George W. Bush would have been okay as a President had he not plumb run out of luck. It wasn't his fault that two of our greatest national disasters occurred on his watch. It was his fault that he took bad advice on both of them. After Sept 11, 2001, it was his job as President to make sure that nobody did anything rash, and that's precisely what we went ahead and did. The invasion of Afghanistan was ill-advised, and of course Iraq was even less so, for we were unprepared for either and too angry to think straight. What we should have done was precisely nothing for a couple of years--it would have been very, very tough, but in hindsight it wouldn't have mattered much--except to tighten up our intelligence-gathering apparatus to foil future attacks. None of the shoe-searching and harrassment of librarians has done us a bit of good; we'd have been far better off to rely on the good will of our people and our neighbors.

Hurricane Katrina was also nobody's fault, and as tempting as it was to think otherwise, I rather doubt that it was the philosophy of the Republican Party that caused the general bungling of the relief effort. Just as we had no experience in the collapse of hundred-story buildings in 2001, we had no experience in the destruction and total evacuation of cities. I do hope they do a good job of rebuilding the levies, but part of the tradition of the city of New Orleans--indeed, part of its charm--seems to somehow involve municipal corruption, and I believe that this was the main the poorly-constructed levies weren't properly shored up.

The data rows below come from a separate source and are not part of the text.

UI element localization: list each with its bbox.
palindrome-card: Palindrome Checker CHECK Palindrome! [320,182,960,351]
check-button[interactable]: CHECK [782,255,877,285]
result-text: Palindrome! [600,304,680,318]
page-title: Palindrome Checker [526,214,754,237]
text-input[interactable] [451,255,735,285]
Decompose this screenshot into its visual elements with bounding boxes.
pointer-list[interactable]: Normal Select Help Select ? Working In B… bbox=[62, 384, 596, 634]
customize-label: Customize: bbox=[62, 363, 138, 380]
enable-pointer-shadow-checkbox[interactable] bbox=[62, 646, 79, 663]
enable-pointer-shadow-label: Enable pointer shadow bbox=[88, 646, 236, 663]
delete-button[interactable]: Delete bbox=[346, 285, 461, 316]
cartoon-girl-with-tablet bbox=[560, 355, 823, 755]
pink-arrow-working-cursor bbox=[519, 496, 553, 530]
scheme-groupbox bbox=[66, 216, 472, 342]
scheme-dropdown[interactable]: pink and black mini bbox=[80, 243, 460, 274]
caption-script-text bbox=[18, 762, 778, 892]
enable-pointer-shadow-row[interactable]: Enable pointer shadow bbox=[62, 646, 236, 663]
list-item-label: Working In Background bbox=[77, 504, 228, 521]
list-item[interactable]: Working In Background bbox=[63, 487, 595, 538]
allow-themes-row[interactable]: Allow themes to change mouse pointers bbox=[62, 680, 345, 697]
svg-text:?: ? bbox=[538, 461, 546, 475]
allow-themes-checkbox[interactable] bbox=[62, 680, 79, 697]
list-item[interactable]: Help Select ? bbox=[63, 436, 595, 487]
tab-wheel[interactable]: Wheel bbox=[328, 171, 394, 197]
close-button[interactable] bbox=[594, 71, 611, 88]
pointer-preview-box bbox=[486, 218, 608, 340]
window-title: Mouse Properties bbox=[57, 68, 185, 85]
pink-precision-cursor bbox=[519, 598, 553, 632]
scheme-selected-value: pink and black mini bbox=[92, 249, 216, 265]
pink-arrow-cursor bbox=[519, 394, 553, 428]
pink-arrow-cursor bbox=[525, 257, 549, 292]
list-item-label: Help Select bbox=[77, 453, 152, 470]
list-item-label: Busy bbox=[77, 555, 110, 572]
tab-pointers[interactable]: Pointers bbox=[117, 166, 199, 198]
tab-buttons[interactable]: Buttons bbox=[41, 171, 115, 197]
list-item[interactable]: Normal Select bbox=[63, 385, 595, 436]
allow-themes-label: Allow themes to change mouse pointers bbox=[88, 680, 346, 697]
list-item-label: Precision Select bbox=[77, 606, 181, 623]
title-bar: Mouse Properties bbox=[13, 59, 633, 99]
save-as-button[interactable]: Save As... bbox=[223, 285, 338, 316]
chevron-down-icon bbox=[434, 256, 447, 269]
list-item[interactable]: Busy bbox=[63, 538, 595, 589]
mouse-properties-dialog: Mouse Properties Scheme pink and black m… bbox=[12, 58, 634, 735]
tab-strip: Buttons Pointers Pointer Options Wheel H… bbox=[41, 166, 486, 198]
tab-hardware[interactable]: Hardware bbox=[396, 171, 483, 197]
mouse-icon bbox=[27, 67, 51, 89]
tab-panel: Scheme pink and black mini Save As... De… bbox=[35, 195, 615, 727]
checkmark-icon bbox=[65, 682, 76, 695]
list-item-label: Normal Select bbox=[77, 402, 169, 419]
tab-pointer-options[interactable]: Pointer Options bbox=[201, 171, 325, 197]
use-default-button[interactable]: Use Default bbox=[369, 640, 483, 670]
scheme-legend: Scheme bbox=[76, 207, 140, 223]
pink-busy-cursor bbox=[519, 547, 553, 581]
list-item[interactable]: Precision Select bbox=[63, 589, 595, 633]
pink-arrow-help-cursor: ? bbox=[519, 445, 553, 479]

But none of this involves evil, or at least not much evil. Just what is wrong with evaluating a difficult situation and coming to the conclusion that it isn't the Devil at work, but simply jobs that are very large and misfortunes that happen to be overwhelming, and that everyone is actually trying to do his best? This isn't the case at all times--the current mess at the Justice Department shows a thorough lack of leadership on several levels--but I certainly believe that everyone is trying hard to solve problems of terror, immigration, health care, and most other challenges to the general health and safety of the populace.

I am a bit puzzled by the sudden attention to immigration. Insofar as I've been able to observe, nobody seems to be overrun by immigrants around these parts (I can't blame the immigrants; there aren't many jobs here in Lancaster) and I have heard of no diminution of the general welfare because of their presence. On the East Coast, we've had immigrants from everywhere for hundreds of years, and the fact that you have to know several languages to do business on every block hasn't stalled commerce to any great degree. Nor have I ever noticed any difference in behavior between legal and illegal immigrants.